G-8 Partnership Needs More Funding

U.S. partners have formally pledged about half of the money they promised earlier this year to fund nonproliferation and disarmament projects in Russia, Undersecretary of State John Bolton testified to Congress October 9. Bolton added that legal and logistical obstacles in Russia are hindering negotiations to secure more funding.

At their meeting in June, the Group of Eight (G-8) countries created the Global Partnership Against the Spread of Weapons and Materials of Mass Destruction—an initiative informally known as “10 plus 10 over 10”—which is intended to provide Russia with $10 billion in threat reduction funding from the United States, matched by $10 billion from G-8 and other countries, over the next 10 years. (See ACT, July/August 2002.)

Bolton reported to the Senate Foreign Relations Committee that several large contributors have announced funding, including Germany ($1.5 billion), the European Commission ($1 billion), the United Kingdom ($750 million), and Canada ($650 million). Not all pledges that have been made have been publicly announced yet. Bolton added that countries outside of the G-8 might also choose to join the program.

Some countries have been reluctant to provide funds because previous projects have suffered from “poor coordination within the Russian government and among federal, regional, and local entities,” Bolton said.

In addition, he criticized Russia for assisting nuclear and missile programs in Iran and other countries. “Concerns about Russia’s performance on its arms control and nonproliferation commitments have already adversely affected important bilateral efforts and, unless resolved, could pose a threat to new initiatives, including the Global Partnership,” he said. Bolton urged the Russian government to take action to resolve these concerns.

G-8 senior officials are expected to meet later this year to continue discussions on threat reduction efforts.


No Movement on Strategic Reductions Treaty

Despite support from the White House, the chairman of the Senate Foreign Relations Committee, and key Republican senators, the Senate did not act on a resolution of ratification for the U.S.-Russian Strategic Offensive Reductions Treaty before Congress recessed October 17. It remains to be seen whether the Senate will vote on a resolution when it reconvenes for the lame-duck session expected to begin November 12.
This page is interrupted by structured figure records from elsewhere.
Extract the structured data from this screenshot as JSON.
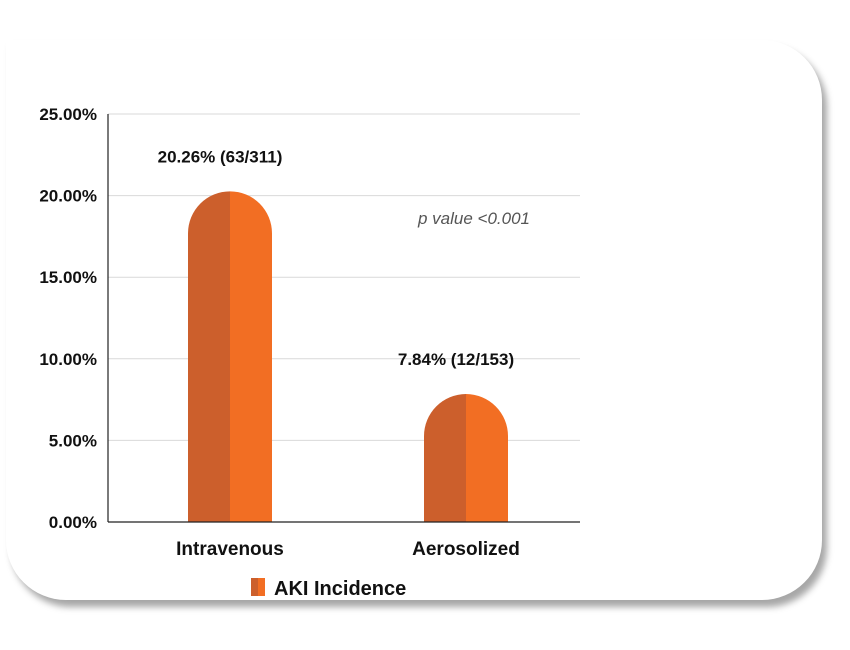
{
  "chart_data": {
    "type": "bar",
    "categories": [
      "Intravenous",
      "Aerosolized"
    ],
    "series": [
      {
        "name": "AKI Incidence",
        "values": [
          20.26,
          7.84
        ]
      }
    ],
    "data_labels": [
      "20.26% (63/311)",
      "7.84% (12/153)"
    ],
    "yticks": [
      "0.00%",
      "5.00%",
      "10.00%",
      "15.00%",
      "20.00%",
      "25.00%"
    ],
    "ylim": [
      0,
      25
    ],
    "annotation": "p value <0.001",
    "grid": true,
    "legend": "bottom-center",
    "colors": {
      "bar_left": "#cc5f2c",
      "bar_right": "#f26e23",
      "grid": "#d9d9d9",
      "axis": "#222222"
    }
  }
}
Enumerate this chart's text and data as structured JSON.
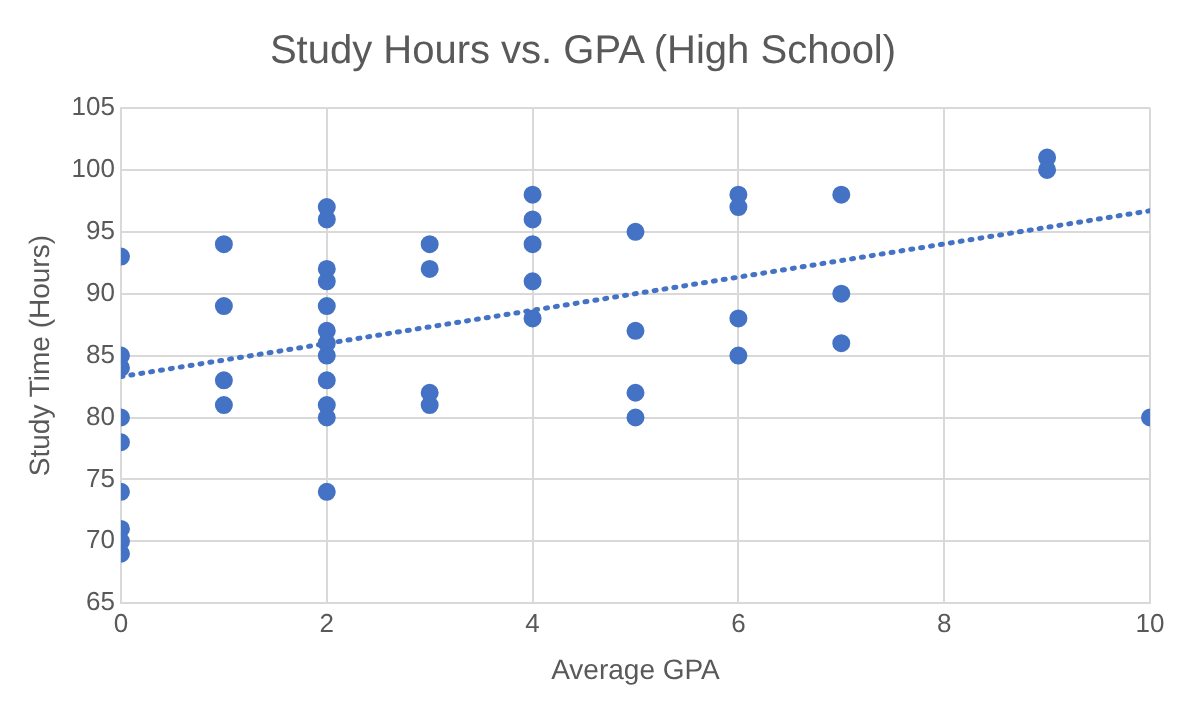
{
  "chart_data": {
    "type": "scatter",
    "title": "Study Hours vs. GPA (High School)",
    "xlabel": "Average GPA",
    "ylabel": "Study Time (Hours)",
    "series": [
      {
        "color": "#4472c4",
        "marker": "circle",
        "x": [
          0,
          0,
          0,
          0,
          0,
          0,
          0,
          0,
          0,
          1,
          1,
          1,
          1,
          2,
          2,
          2,
          2,
          2,
          2,
          2,
          2,
          2,
          2,
          2,
          2,
          3,
          3,
          3,
          3,
          4,
          4,
          4,
          4,
          4,
          5,
          5,
          5,
          5,
          6,
          6,
          6,
          6,
          7,
          7,
          7,
          9,
          9,
          10
        ],
        "values": [
          93,
          85,
          84,
          80,
          78,
          74,
          71,
          70,
          69,
          94,
          89,
          83,
          81,
          97,
          96,
          92,
          91,
          89,
          87,
          86,
          85,
          83,
          81,
          80,
          74,
          94,
          92,
          82,
          81,
          98,
          96,
          94,
          91,
          88,
          95,
          87,
          82,
          80,
          98,
          97,
          88,
          85,
          98,
          90,
          86,
          101,
          100,
          80
        ]
      },
      {
        "type": "line",
        "color": "#4472c4",
        "line_style": "dotted",
        "marker": "none",
        "x": [
          0,
          10
        ],
        "values": [
          83.3,
          96.7
        ]
      }
    ],
    "xlim": [
      0,
      10
    ],
    "xticks": [
      0,
      2,
      4,
      6,
      8,
      10
    ],
    "ylim": [
      65,
      105
    ],
    "yticks": [
      65,
      70,
      75,
      80,
      85,
      90,
      95,
      100,
      105
    ],
    "grid": true,
    "legend": false
  }
}
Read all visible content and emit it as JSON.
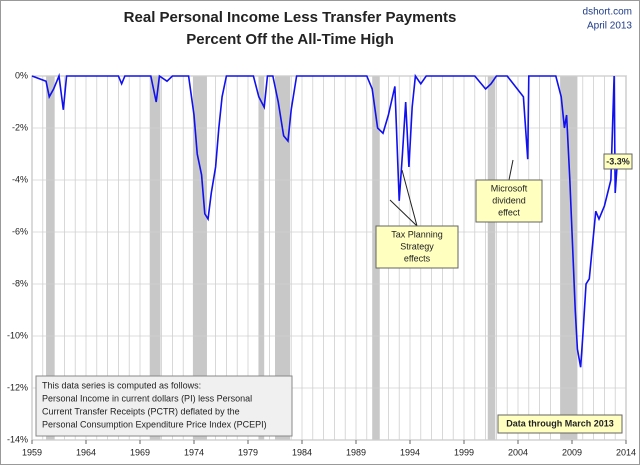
{
  "chart_data": {
    "type": "line",
    "title": [
      "Real Personal Income Less Transfer Payments",
      "Percent Off the All-Time High"
    ],
    "source": "dshort.com",
    "date": "April 2013",
    "x": [
      1959,
      1960.3,
      1960.6,
      1961.0,
      1961.5,
      1961.9,
      1962.2,
      1963,
      1967,
      1967.3,
      1967.6,
      1970.0,
      1970.5,
      1970.8,
      1971.5,
      1972,
      1973.5,
      1974.0,
      1974.3,
      1974.7,
      1975.0,
      1975.3,
      1975.6,
      1976,
      1976.3,
      1976.6,
      1977,
      1979.5,
      1980,
      1980.5,
      1980.8,
      1981.3,
      1981.8,
      1982.3,
      1982.7,
      1983,
      1983.5,
      1990,
      1990.5,
      1991,
      1991.5,
      1992,
      1992.6,
      1993.0,
      1993.3,
      1993.6,
      1993.9,
      1994.2,
      1994.5,
      1995,
      1995.5,
      2000,
      2001,
      2001.5,
      2002,
      2003,
      2004.5,
      2004.9,
      2005.0,
      2006,
      2007.5,
      2008,
      2008.3,
      2008.5,
      2008.8,
      2009.0,
      2009.3,
      2009.5,
      2009.8,
      2010,
      2010.3,
      2010.6,
      2010.9,
      2011.2,
      2011.5,
      2011.8,
      2012.0,
      2012.3,
      2012.6,
      2012.9,
      2013.0,
      2013.2
    ],
    "series": [
      {
        "color": "#1010f0",
        "values": [
          0,
          -0.2,
          -0.8,
          -0.5,
          0,
          -1.3,
          0,
          0,
          0,
          -0.3,
          0,
          0,
          -1.0,
          0,
          -0.2,
          0,
          0,
          -1.5,
          -3.0,
          -3.8,
          -5.3,
          -5.5,
          -4.5,
          -3.5,
          -2.0,
          -0.8,
          0,
          0,
          -0.8,
          -1.2,
          0,
          0,
          -1.0,
          -2.3,
          -2.5,
          -1.3,
          0,
          0,
          -0.5,
          -2.0,
          -2.2,
          -1.5,
          -0.4,
          -4.8,
          -3.0,
          -1.0,
          -3.5,
          -1.2,
          0,
          -0.3,
          0,
          0,
          -0.5,
          -0.3,
          0,
          0,
          -0.8,
          -3.2,
          0,
          0,
          0,
          -0.8,
          -2.0,
          -1.5,
          -4.0,
          -6.0,
          -9.0,
          -10.5,
          -11.2,
          -10.0,
          -8.0,
          -7.8,
          -6.5,
          -5.2,
          -5.5,
          -5.2,
          -5.0,
          -4.5,
          -4.0,
          0,
          -4.5,
          -3.3
        ]
      }
    ],
    "recessions": [
      [
        1960.3,
        1961.1
      ],
      [
        1969.9,
        1970.9
      ],
      [
        1973.9,
        1975.2
      ],
      [
        1980.0,
        1980.5
      ],
      [
        1981.5,
        1982.9
      ],
      [
        1990.5,
        1991.2
      ],
      [
        2001.2,
        2001.9
      ],
      [
        2007.9,
        2009.5
      ]
    ],
    "xlim": [
      1959,
      2014
    ],
    "xticks": [
      1959,
      1964,
      1969,
      1974,
      1979,
      1984,
      1989,
      1994,
      1999,
      2004,
      2009,
      2014
    ],
    "ylim": [
      -14,
      0
    ],
    "yticks": [
      {
        "value": 0,
        "label": "0%"
      },
      {
        "value": -2,
        "label": "-2%"
      },
      {
        "value": -4,
        "label": "-4%"
      },
      {
        "value": -6,
        "label": "-6%"
      },
      {
        "value": -8,
        "label": "-8%"
      },
      {
        "value": -10,
        "label": "-10%"
      },
      {
        "value": -12,
        "label": "-12%"
      },
      {
        "value": -14,
        "label": "-14%"
      }
    ],
    "last_label": "-3.3%",
    "annotations": [
      [
        "Tax Planning",
        "Strategy",
        "effects"
      ],
      [
        "Microsoft",
        "dividend",
        "effect"
      ]
    ],
    "note": [
      "This data series is computed as follows:",
      "Personal Income in current dollars  (PI) less Personal",
      "Current Transfer Receipts (PCTR) deflated by the",
      "Personal Consumption Expenditure Price Index (PCEPI)"
    ],
    "data_through": "Data through March 2013"
  }
}
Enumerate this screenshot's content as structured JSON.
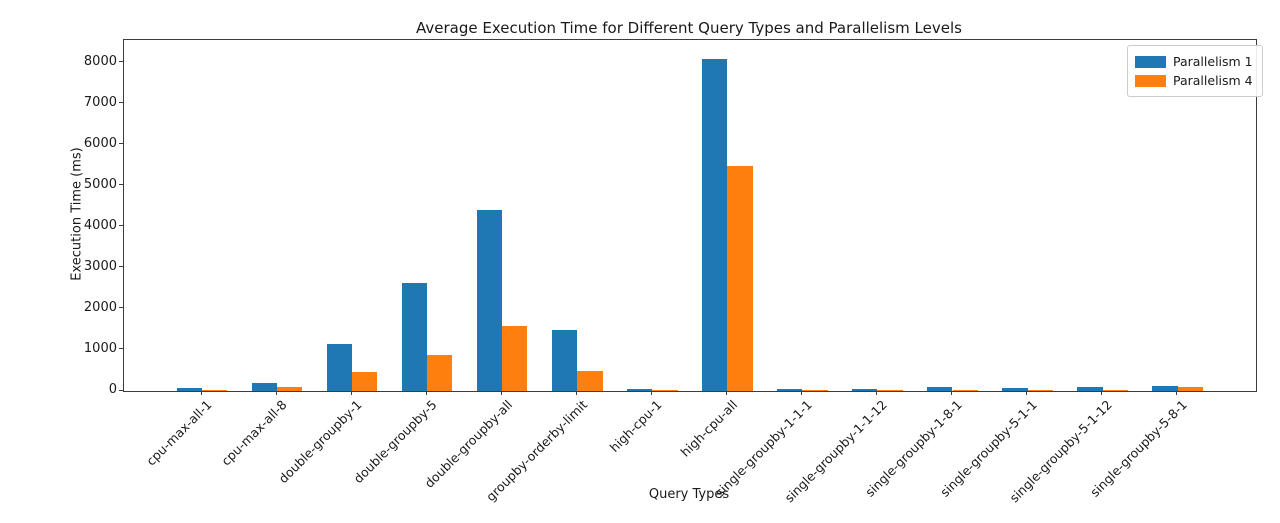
{
  "figure": {
    "title": "Average Execution Time for Different Query Types and Parallelism Levels",
    "xlabel": "Query Types",
    "ylabel": "Execution Time (ms)"
  },
  "chart_data": {
    "type": "bar",
    "title": "Average Execution Time for Different Query Types and Parallelism Levels",
    "xlabel": "Query Types",
    "ylabel": "Execution Time (ms)",
    "categories": [
      "cpu-max-all-1",
      "cpu-max-all-8",
      "double-groupby-1",
      "double-groupby-5",
      "double-groupby-all",
      "groupby-orderby-limit",
      "high-cpu-1",
      "high-cpu-all",
      "single-groupby-1-1-1",
      "single-groupby-1-1-12",
      "single-groupby-1-8-1",
      "single-groupby-5-1-1",
      "single-groupby-5-1-12",
      "single-groupby-5-8-1"
    ],
    "series": [
      {
        "name": "Parallelism 1",
        "color": "#1f77b4",
        "values": [
          70,
          200,
          1135,
          2640,
          4420,
          1490,
          55,
          8080,
          40,
          50,
          100,
          80,
          90,
          125
        ]
      },
      {
        "name": "Parallelism 4",
        "color": "#ff7f0e",
        "values": [
          30,
          110,
          460,
          880,
          1580,
          490,
          25,
          5480,
          15,
          20,
          35,
          25,
          35,
          95
        ]
      }
    ],
    "ylim": [
      0,
      8550
    ],
    "yticks": [
      0,
      1000,
      2000,
      3000,
      4000,
      5000,
      6000,
      7000,
      8000
    ],
    "grid": false,
    "legend_position": "upper right",
    "xtick_rotation": 45
  }
}
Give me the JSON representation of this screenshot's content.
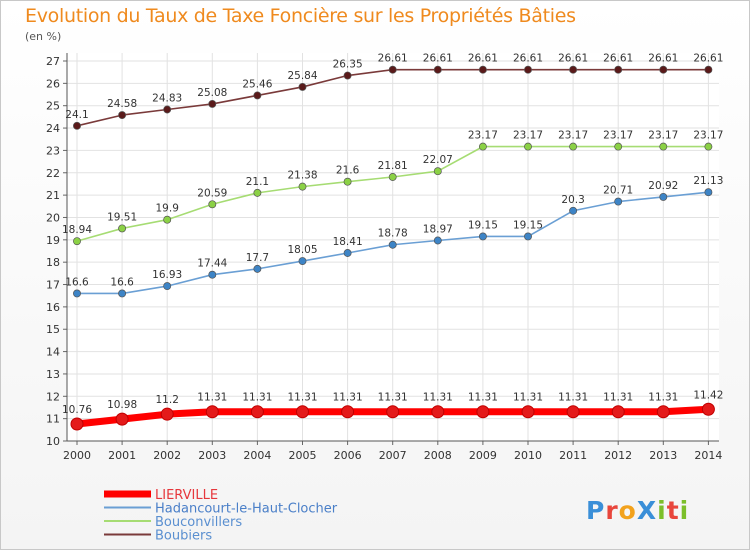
{
  "title": "Evolution du Taux de Taxe Foncière sur les Propriétés Bâties",
  "unit_label": "(en %)",
  "logo": {
    "text": "ProXiti",
    "letter_colors": [
      "#3a8fd8",
      "#e8463c",
      "#f2a21d",
      "#3a8fd8",
      "#7cbf2a",
      "#e8463c",
      "#7cbf2a"
    ]
  },
  "chart_data": {
    "type": "line",
    "x": [
      "2000",
      "2001",
      "2002",
      "2003",
      "2004",
      "2005",
      "2006",
      "2007",
      "2008",
      "2009",
      "2010",
      "2011",
      "2012",
      "2013",
      "2014"
    ],
    "ylim": [
      10,
      27
    ],
    "yticks": [
      10,
      11,
      12,
      13,
      14,
      15,
      16,
      17,
      18,
      19,
      20,
      21,
      22,
      23,
      24,
      25,
      26,
      27
    ],
    "grid": true,
    "legend_position": "bottom-left",
    "series": [
      {
        "name": "LIERVILLE",
        "color": "#ff0000",
        "marker_color": "#e41a1a",
        "legend_color": "#e6373c",
        "thick": true,
        "values": [
          10.76,
          10.98,
          11.2,
          11.31,
          11.31,
          11.31,
          11.31,
          11.31,
          11.31,
          11.31,
          11.31,
          11.31,
          11.31,
          11.31,
          11.42
        ],
        "labels": [
          "10.76",
          "10.98",
          "11.2",
          "11.31",
          "11.31",
          "11.31",
          "11.31",
          "11.31",
          "11.31",
          "11.31",
          "11.31",
          "11.31",
          "11.31",
          "11.31",
          "11.42"
        ]
      },
      {
        "name": "Hadancourt-le-Haut-Clocher",
        "color": "#6a9fd4",
        "marker_color": "#3d84c6",
        "legend_color": "#4a7fc8",
        "thick": false,
        "values": [
          16.6,
          16.6,
          16.93,
          17.44,
          17.7,
          18.05,
          18.41,
          18.78,
          18.97,
          19.15,
          19.15,
          20.3,
          20.71,
          20.92,
          21.13
        ],
        "labels": [
          "16.6",
          "16.6",
          "16.93",
          "17.44",
          "17.7",
          "18.05",
          "18.41",
          "18.78",
          "18.97",
          "19.15",
          "19.15",
          "20.3",
          "20.71",
          "20.92",
          "21.13"
        ]
      },
      {
        "name": "Bouconvillers",
        "color": "#a6dc73",
        "marker_color": "#8bd145",
        "legend_color": "#5a8fd0",
        "thick": false,
        "values": [
          18.94,
          19.51,
          19.9,
          20.59,
          21.1,
          21.38,
          21.6,
          21.81,
          22.07,
          23.17,
          23.17,
          23.17,
          23.17,
          23.17,
          23.17
        ],
        "labels": [
          "18.94",
          "19.51",
          "19.9",
          "20.59",
          "21.1",
          "21.38",
          "21.6",
          "21.81",
          "22.07",
          "23.17",
          "23.17",
          "23.17",
          "23.17",
          "23.17",
          "23.17"
        ]
      },
      {
        "name": "Boubiers",
        "color": "#7a3a3a",
        "marker_color": "#5a1a1a",
        "legend_color": "#5a8fd0",
        "thick": false,
        "values": [
          24.1,
          24.58,
          24.83,
          25.08,
          25.46,
          25.84,
          26.35,
          26.61,
          26.61,
          26.61,
          26.61,
          26.61,
          26.61,
          26.61,
          26.61
        ],
        "labels": [
          "24.1",
          "24.58",
          "24.83",
          "25.08",
          "25.46",
          "25.84",
          "26.35",
          "26.61",
          "26.61",
          "26.61",
          "26.61",
          "26.61",
          "26.61",
          "26.61",
          "26.61"
        ]
      }
    ]
  }
}
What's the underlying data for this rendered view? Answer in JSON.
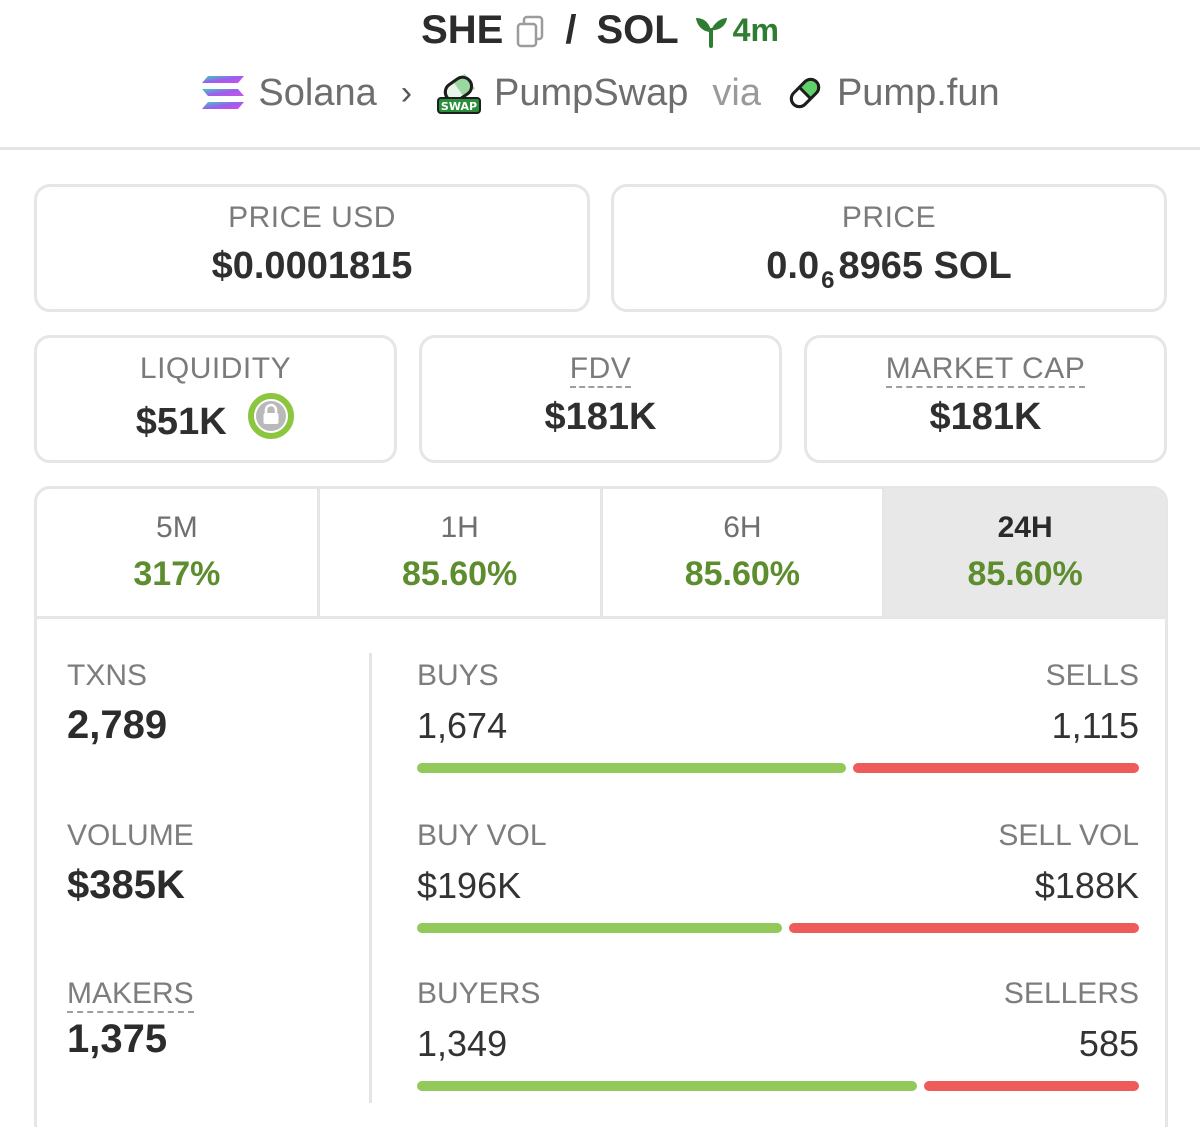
{
  "header": {
    "token": "SHE",
    "slash": "/",
    "quote": "SOL",
    "age": "4m",
    "chain": "Solana",
    "chevron": "›",
    "dex": "PumpSwap",
    "via": "via",
    "launchpad": "Pump.fun",
    "swap_badge_text": "SWAP"
  },
  "price_usd": {
    "label": "PRICE USD",
    "value": "$0.0001815"
  },
  "price_native": {
    "label": "PRICE",
    "prefix": "0.0",
    "zeros": "6",
    "digits": "8965",
    "unit": "SOL"
  },
  "liquidity": {
    "label": "LIQUIDITY",
    "value": "$51K"
  },
  "fdv": {
    "label": "FDV",
    "value": "$181K"
  },
  "market_cap": {
    "label": "MARKET CAP",
    "value": "$181K"
  },
  "timeframes": [
    {
      "label": "5M",
      "change": "317%"
    },
    {
      "label": "1H",
      "change": "85.60%"
    },
    {
      "label": "6H",
      "change": "85.60%"
    },
    {
      "label": "24H",
      "change": "85.60%",
      "active": true
    }
  ],
  "stats": {
    "txns": {
      "label": "TXNS",
      "value": "2,789"
    },
    "volume": {
      "label": "VOLUME",
      "value": "$385K"
    },
    "makers": {
      "label": "MAKERS",
      "value": "1,375"
    }
  },
  "splits": {
    "txns": {
      "left_label": "BUYS",
      "left_value": "1,674",
      "right_label": "SELLS",
      "right_value": "1,115",
      "buy_share": 0.6
    },
    "volume": {
      "left_label": "BUY VOL",
      "left_value": "$196K",
      "right_label": "SELL VOL",
      "right_value": "$188K",
      "buy_share": 0.51
    },
    "makers": {
      "left_label": "BUYERS",
      "left_value": "1,349",
      "right_label": "SELLERS",
      "right_value": "585",
      "buy_share": 0.7
    }
  },
  "colors": {
    "buy": "#93c85b",
    "sell": "#ef5b5b",
    "positive": "#5d8d2e",
    "age": "#2e7d32"
  },
  "icons": [
    "copy-icon",
    "sprout-icon",
    "solana-logo",
    "pumpswap-logo",
    "pumpfun-pill-icon",
    "lock-icon"
  ]
}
During an October 9 hearing, Foreign Relations Committee Chairman Joseph Biden (D-DE) emphasized his intention to move the treaty through the Senate. “I know of no outright opposition to that treaty,” he said, adding that “it would be my intention to bring it up in the lame-duck session to get it finished.” Leading Republican Senators Jesse Helms (NC), John Warner (VA), and Richard Lugar (IN) sent a letter October 10 to Biden in support of the treaty and urged him to “finish the job before we recess the 107th Congress.”

It is unclear what is causing the delay, but wrangling over whether to add conditions to the treaty will certainly be an issue for the Senate. In addition to the joint October 10 letter, Warner wrote the Foreign Relations Committee October 21 urging that the treaty “proceed through Senate consideration unencumbered by reservations, understandings or declarations.”

But, in an October 7 report to Biden, Senate Armed Services Committee Chairman Carl Levin (D-MI) cast doubt on whether the treaty should go forward without careful examination of its weak points. Calling the new strategic reductions agreement “an unusual treaty,” Levin suggested adding conditions, such as providing for Senate consultation prior to U.S. withdrawal from the treaty; encouraging the elimination of both delivery platforms and warheads; pursuing an information exchange agreement with Russia on warhead and fissile material stockpiles and associated security measures; and reporting annually on the progress made toward the treaty’s reduction goals.

Reaffirming the difficult path facing the treaty in the Senate, a U.S. official indicated that “the chances of ratification of the treaty are very slim for this year.”